• The upgrade to XenForo 2.3.7 has now been completed. Please report any issues to our administrators.

Ye ol' Bought-n'-Thought Hoedown, October 26, 2011 - SPOILERS

Yes, but that was all behind the scenes. Marvel essentially said screw continuity to just have a moment that can "prove" that it Ben wasn't the real Peter. The problem with it was that their moment made zero sense with established continuity of the character.
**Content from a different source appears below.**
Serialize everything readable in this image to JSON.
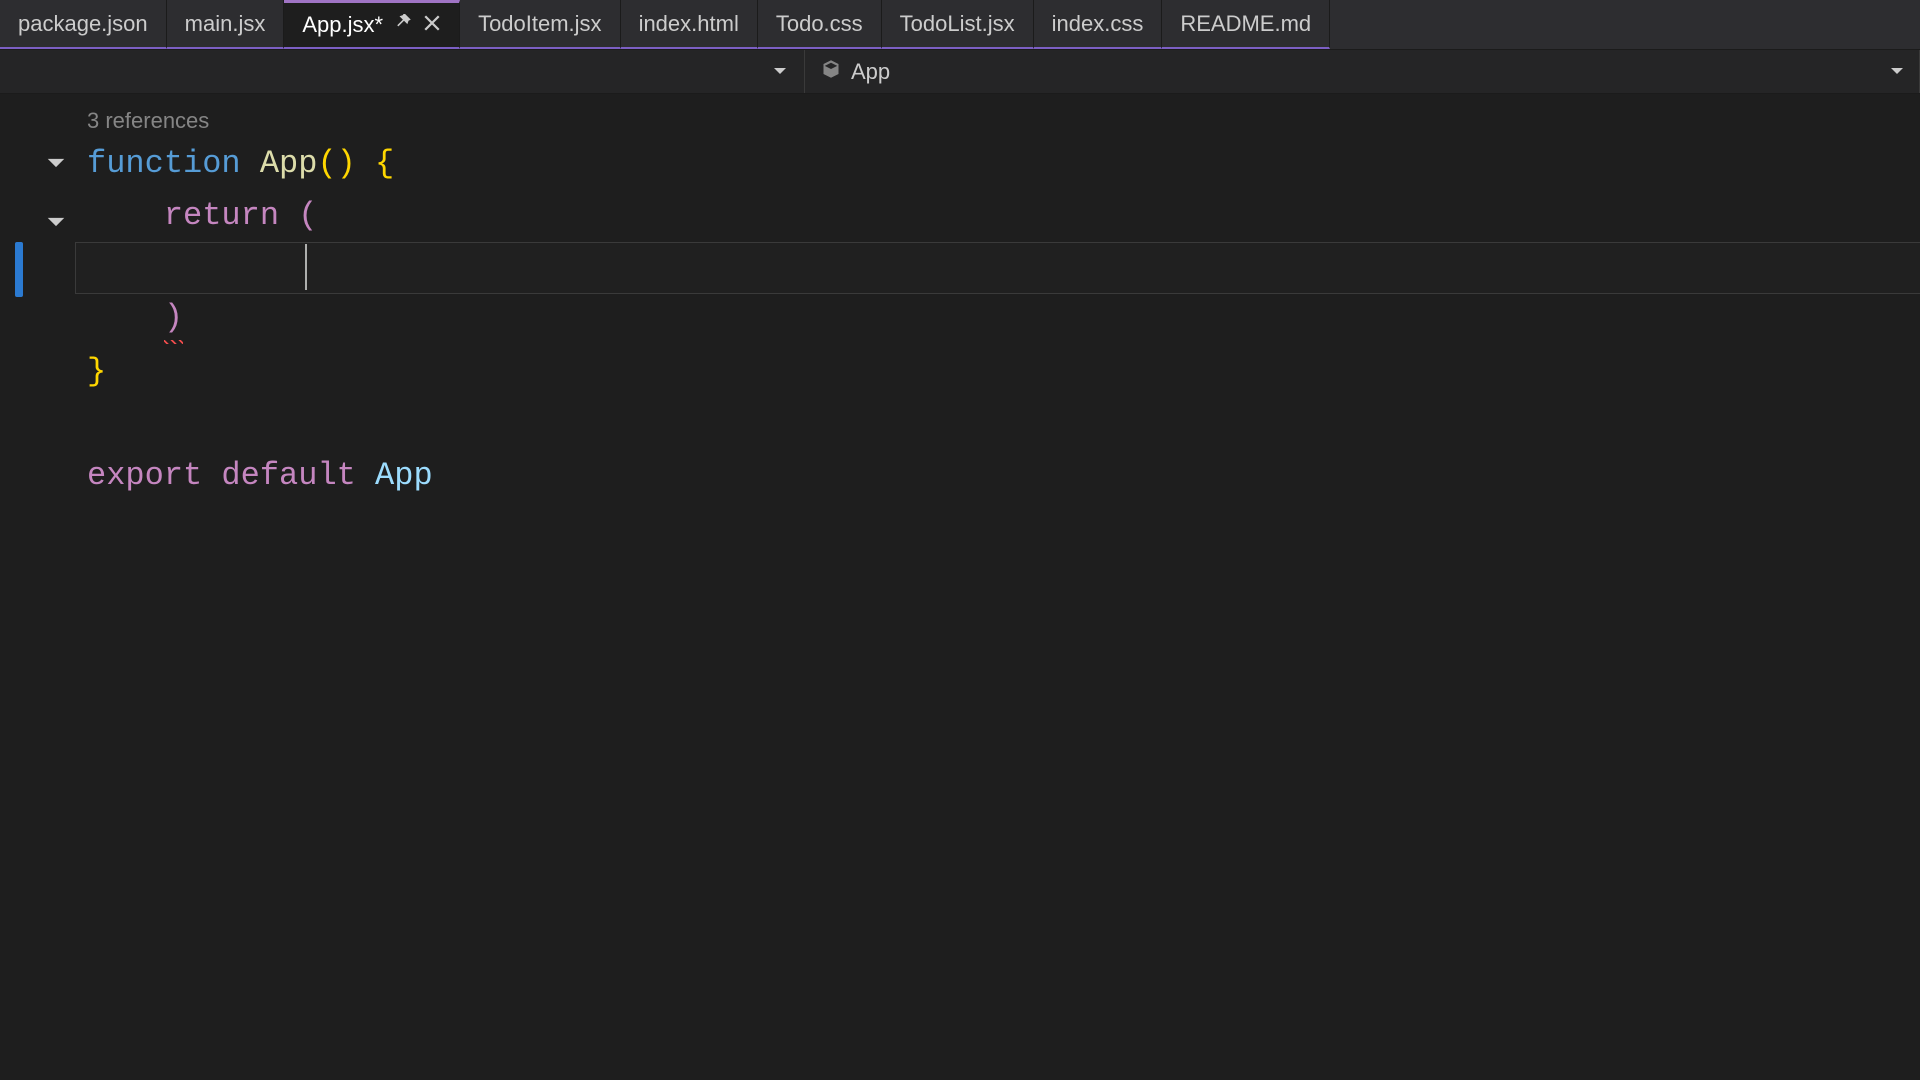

They wanted to prove that ben wasn't real and so they made him degenerate when Ben couldn't degenerate. It's like if Cyclops accidently killed Havoc by blasting him too hard and we were told to accept it because editorial wanted to make a point. Their powers don't work on each other but now it does just because. Just because editorial makes something happen doesn't mean it makes sense within the confines of the page and it leaves a gap wide open. That is the case with Ben Reilly.

His death proving something has absolultely nothing to do with whether or not it was a legit death. Sure, he's not the real Peter... whatever... but that doesn't mean his death made sense or was conclusive by any stretch of the imagination.
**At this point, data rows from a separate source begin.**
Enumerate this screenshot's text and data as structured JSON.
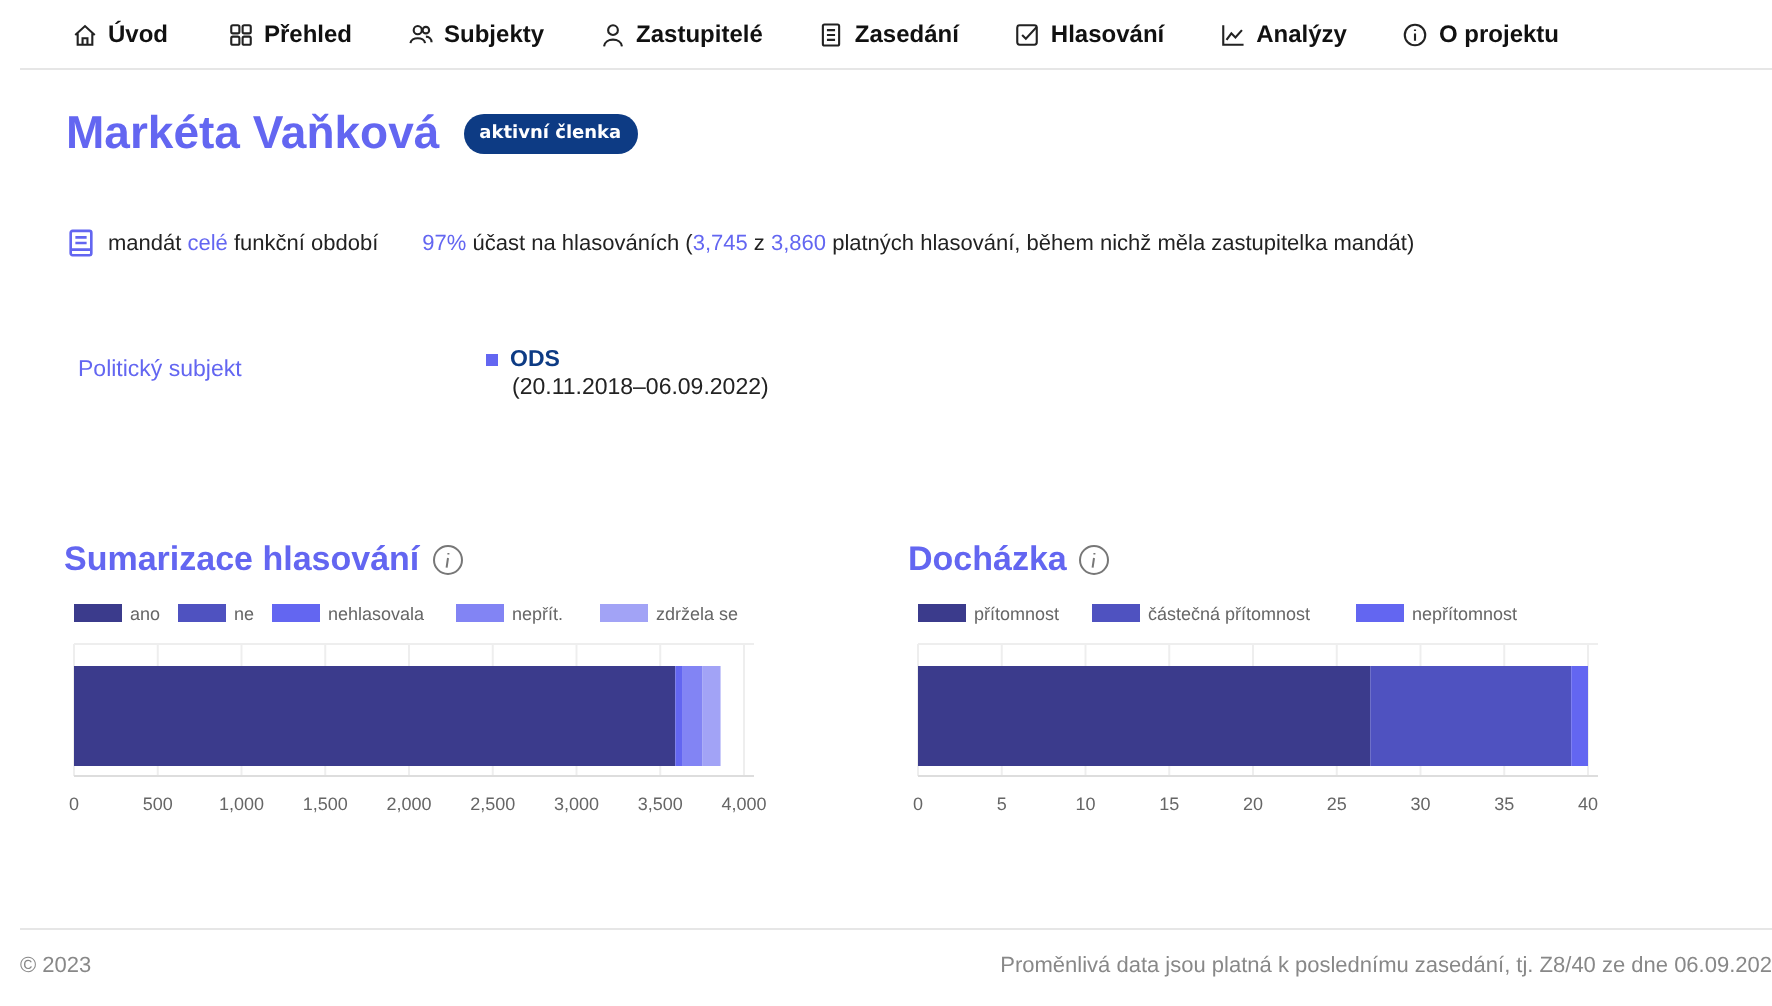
{
  "nav": [
    {
      "label": "Úvod"
    },
    {
      "label": "Přehled"
    },
    {
      "label": "Subjekty"
    },
    {
      "label": "Zastupitelé"
    },
    {
      "label": "Zasedání"
    },
    {
      "label": "Hlasování"
    },
    {
      "label": "Analýzy"
    },
    {
      "label": "O projektu"
    }
  ],
  "person": {
    "name": "Markéta Vaňková",
    "badge": "aktivní členka"
  },
  "mandate": [
    {
      "text": "mandát ",
      "highlight": false
    },
    {
      "text": "celé",
      "highlight": true
    },
    {
      "text": " funkční období",
      "highlight": false
    }
  ],
  "participation": [
    {
      "text": "97%",
      "highlight": true
    },
    {
      "text": " účast na hlasováních (",
      "highlight": false
    },
    {
      "text": "3,745",
      "highlight": true
    },
    {
      "text": " z ",
      "highlight": false
    },
    {
      "text": "3,860",
      "highlight": true
    },
    {
      "text": " platných hlasování, během nichž měla zastupitelka mandát)",
      "highlight": false
    }
  ],
  "political_subject": {
    "label": "Politický subjekt",
    "party": "ODS",
    "color": "#6366f1",
    "period": "(20.11.2018–06.09.2022)"
  },
  "charts": [
    {
      "title": "Sumarizace hlasování",
      "chart_data": {
        "type": "bar",
        "orientation": "horizontal",
        "stacked": true,
        "grid": true,
        "legend": "top",
        "xlim": [
          0,
          4000
        ],
        "xticks": [
          {
            "value": 0,
            "label": "0"
          },
          {
            "value": 500,
            "label": "500"
          },
          {
            "value": 1000,
            "label": "1,000"
          },
          {
            "value": 1500,
            "label": "1,500"
          },
          {
            "value": 2000,
            "label": "2,000"
          },
          {
            "value": 2500,
            "label": "2,500"
          },
          {
            "value": 3000,
            "label": "3,000"
          },
          {
            "value": 3500,
            "label": "3,500"
          },
          {
            "value": 4000,
            "label": "4,000"
          }
        ],
        "series": [
          {
            "name": "ano",
            "color": "#3b3b8c",
            "values": [
              3590
            ]
          },
          {
            "name": "ne",
            "color": "#4f52c0",
            "values": [
              0
            ]
          },
          {
            "name": "nehlasovala",
            "color": "#6366f1",
            "values": [
              40
            ]
          },
          {
            "name": "nepřít.",
            "color": "#8284f4",
            "values": [
              120
            ]
          },
          {
            "name": "zdržela se",
            "color": "#a2a3f6",
            "values": [
              110
            ]
          }
        ]
      }
    },
    {
      "title": "Docházka",
      "chart_data": {
        "type": "bar",
        "orientation": "horizontal",
        "stacked": true,
        "grid": true,
        "legend": "top",
        "xlim": [
          0,
          40
        ],
        "xticks": [
          0,
          5,
          10,
          15,
          20,
          25,
          30,
          35,
          40
        ],
        "series": [
          {
            "name": "přítomnost",
            "color": "#3b3b8c",
            "values": [
              27
            ]
          },
          {
            "name": "částečná přítomnost",
            "color": "#4f52c0",
            "values": [
              12
            ]
          },
          {
            "name": "nepřítomnost",
            "color": "#6366f1",
            "values": [
              1
            ]
          }
        ]
      }
    }
  ],
  "footer": {
    "copyright": "© 2023",
    "note": "Proměnlivá data jsou platná k poslednímu zasedání, tj. Z8/40 ze dne 06.09.202"
  }
}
Cyclops and Havok could actually hurt each other in the AGE OF APOCALYPSE reality, despite them still being brothers there and no sort of explanation for that fact being given aside for it being a universe in which Xavier died in high school and Apocalypse took over North America.
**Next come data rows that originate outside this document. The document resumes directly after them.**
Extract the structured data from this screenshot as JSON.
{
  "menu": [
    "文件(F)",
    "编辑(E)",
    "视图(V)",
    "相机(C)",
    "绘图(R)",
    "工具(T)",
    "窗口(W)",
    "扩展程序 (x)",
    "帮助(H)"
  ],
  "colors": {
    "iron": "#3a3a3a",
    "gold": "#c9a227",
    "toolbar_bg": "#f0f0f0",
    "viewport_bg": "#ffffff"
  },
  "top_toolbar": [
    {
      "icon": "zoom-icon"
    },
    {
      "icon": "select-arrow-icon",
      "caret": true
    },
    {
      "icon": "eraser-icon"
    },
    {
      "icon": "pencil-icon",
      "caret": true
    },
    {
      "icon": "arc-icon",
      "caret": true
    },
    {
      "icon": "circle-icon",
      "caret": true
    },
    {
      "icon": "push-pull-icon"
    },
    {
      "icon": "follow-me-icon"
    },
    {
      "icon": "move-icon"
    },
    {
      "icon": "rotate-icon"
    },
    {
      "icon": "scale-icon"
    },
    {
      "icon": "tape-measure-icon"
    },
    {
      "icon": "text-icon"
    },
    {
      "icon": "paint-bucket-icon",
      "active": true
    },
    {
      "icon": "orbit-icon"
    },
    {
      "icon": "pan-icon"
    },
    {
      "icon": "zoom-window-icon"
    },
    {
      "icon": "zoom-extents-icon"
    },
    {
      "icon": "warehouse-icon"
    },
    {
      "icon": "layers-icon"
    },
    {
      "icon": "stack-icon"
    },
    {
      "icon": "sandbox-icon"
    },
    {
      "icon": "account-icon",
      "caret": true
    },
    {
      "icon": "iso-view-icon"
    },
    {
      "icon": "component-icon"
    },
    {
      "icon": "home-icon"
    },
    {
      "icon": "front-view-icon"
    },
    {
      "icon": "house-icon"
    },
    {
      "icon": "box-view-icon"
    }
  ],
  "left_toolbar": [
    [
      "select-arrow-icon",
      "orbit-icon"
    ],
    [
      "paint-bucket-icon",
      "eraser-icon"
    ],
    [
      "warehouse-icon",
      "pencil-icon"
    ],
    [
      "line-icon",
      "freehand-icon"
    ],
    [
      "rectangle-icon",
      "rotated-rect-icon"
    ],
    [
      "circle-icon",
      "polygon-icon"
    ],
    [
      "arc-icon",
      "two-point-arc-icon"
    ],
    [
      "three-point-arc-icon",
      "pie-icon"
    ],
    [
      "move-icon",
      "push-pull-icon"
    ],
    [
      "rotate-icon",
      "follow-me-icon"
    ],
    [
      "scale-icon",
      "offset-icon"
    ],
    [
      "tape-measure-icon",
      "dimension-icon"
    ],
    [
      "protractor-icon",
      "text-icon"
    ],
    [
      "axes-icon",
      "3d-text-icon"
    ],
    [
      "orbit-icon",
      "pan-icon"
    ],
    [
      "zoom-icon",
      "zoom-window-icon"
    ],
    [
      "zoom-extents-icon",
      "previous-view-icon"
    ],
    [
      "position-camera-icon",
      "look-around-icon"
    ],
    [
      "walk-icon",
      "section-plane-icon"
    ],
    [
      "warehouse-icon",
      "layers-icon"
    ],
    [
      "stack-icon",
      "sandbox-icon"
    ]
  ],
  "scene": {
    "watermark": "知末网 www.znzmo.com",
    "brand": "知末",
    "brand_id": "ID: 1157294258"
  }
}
I suppose the in story reason was that any statements that Jackal claimed in which Reilly was a clone who couldn't degenerate were lies. That's my No-Prize, at least.

The point, however, stands. REVELATIONS was mostly an editorial gesture to get Reilly off the stage and prove definitively that he wasn't "the real" Spidey after Marvel goofed and claimed he was (or made that fact questionable). Obviously, editorial chose to kill Reilly rather than kill him off. They couldn't just have some character wander on panel and say, "I declare thee the TRUE Spider-Man, Peter Parker!" unless it was the Watcher or something ridiculous. Thus, they chose to have him break down. At that point the story didn't matter and it was all about damage control, the same as with the whole "baby May" subplot that vanished into the ether.

I actually am very excited to see Norman back in the Avenger books. He's a great foil for them and I like that Bendis plans on playing up his feud with Spider-Man in this plot. That said, I actually never liked his return in Revelations. I've come to accept it though.

REVELATIONS stunk. The irony is if Marvel hadn't revived Norman in 1996 there, they surely would have around 2002 when the first film came out. So if one thinks about it, it was a bit of hackery ahead of it's time. It still felt off to me and still does. I've had enough Osborn, so I don't mind him filling the void in AVENGERS left by Hood as "the villain they face in every single story ever".

Not as graphic but definately more final. Jackal, unmistakably Jackal, was shown falling to his death and there was a body and he was pronounced dead. Kaine had a large beam shoved through his heart. Both came back like it was nothing. As was said before, Ben could easily just be out wondering again building evidense that he is the actual clone or with amnesia or something.

The Jackal, as I said, is akin to Mr. Sinister, or Ultron, or Donald Pierce, in that he can always return in new bodies every time he totally dies on panel. The audience accepts that especially as he's all about clones and obviously so. Hell, the Red Skull has gotten out of death a few times that way.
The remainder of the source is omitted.